Considering Sanctions in 2024 and Beyond
The recent penalties and violations suggest rising regulatory expectations for a robust SCP. As such, they should remind senior management and those heading sanctions compliance programs that there is a need to continuously revisit, refresh, and revise SCPs. To manage sanctions risk exposures, ask yourself the following:
- Are screening and interdiction tools used by your organization sufficient, appropriately calibrated, tested, and maintained to react to ever-changing sanctions and embargoes regulations? Or is there a business case to update, enhance, or even replace these tools to enable sufficient coverage for the organization’s sanctions risk profile?
- Are all relevant fields for screening covered by screening tools, including addresses, email suffixes, passports, phone numbers, nationalities, and postal codes (not just names and country fields)? Are there controls in place to ensure proper screening?
- Are tools and technologies employed to enable geofencing and detection of users that access platforms through a VPN?
- Is KYC data captured by your organization in non-Latin scripts such as Cyrillic, Chinese, or Arabic? Is your screening program robust enough to handle non-Latin scripts via translation and/or transliteration?
- For U.S. legal entities, are you also screening for beneficial owners that meet the “50% Rule”?
- Do you operate in high-risk regions within close proximity to sanctioned jurisdictions, and are there proper controls and oversight of business units in those regions from a sanctions perspective?
- Has your organization undergone recent mergers or acquisitions? If so, has sufficient pre- and post-merger due diligence been performed related to sanctions exposure, integration, training, and uplifting the SCP?

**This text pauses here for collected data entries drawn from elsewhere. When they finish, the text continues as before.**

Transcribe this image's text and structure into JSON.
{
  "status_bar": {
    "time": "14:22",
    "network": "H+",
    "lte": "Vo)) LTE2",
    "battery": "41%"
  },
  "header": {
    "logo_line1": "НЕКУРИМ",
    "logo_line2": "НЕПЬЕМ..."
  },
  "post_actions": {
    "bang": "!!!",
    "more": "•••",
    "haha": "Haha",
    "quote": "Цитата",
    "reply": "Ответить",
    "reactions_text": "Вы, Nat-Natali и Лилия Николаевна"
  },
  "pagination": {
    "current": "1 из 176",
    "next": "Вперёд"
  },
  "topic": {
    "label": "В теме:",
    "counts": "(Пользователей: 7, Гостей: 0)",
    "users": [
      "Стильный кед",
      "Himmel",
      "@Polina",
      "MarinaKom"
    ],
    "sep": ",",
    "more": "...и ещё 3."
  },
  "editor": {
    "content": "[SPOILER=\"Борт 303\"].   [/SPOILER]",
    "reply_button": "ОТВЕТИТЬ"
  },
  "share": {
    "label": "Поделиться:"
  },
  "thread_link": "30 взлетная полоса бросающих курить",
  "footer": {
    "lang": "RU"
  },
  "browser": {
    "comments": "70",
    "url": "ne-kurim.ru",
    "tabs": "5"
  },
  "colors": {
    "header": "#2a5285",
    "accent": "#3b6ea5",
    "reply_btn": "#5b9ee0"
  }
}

- Does your organization have adequate staff with experience and knowledge in sanctions matters, to handle outputs from screening and interdiction processes?
Conclusion
In 2023, OFAC’s enforcement actions, totaling $1.5 billion in penalties, underscored the necessity for stringent sanctions compliance across all sectors. This emphasizes the importance of robust screening practices, including beneficial ownership and specific address details, and the necessity for organizations to heed risk assessments, ensure adequate staffing, and maintain a workforce knowledgeable in sanctions compliance.
As we look toward 2024, organizations must focus on these SCP pillars to navigate the complexities of international sanctions effectively. It will be critical to integrate comprehensive data analysis, from KYC to transactional details, into a dynamic sanctions compliance framework. This approach, coupled with senior management’s active engagement and continuous improvement of compliance infrastructure, positions firms to adequately mitigate the risks of OFAC violations. In short, if you’re part of the U.S. financial system, you can either play by the rules or pay a hefty price.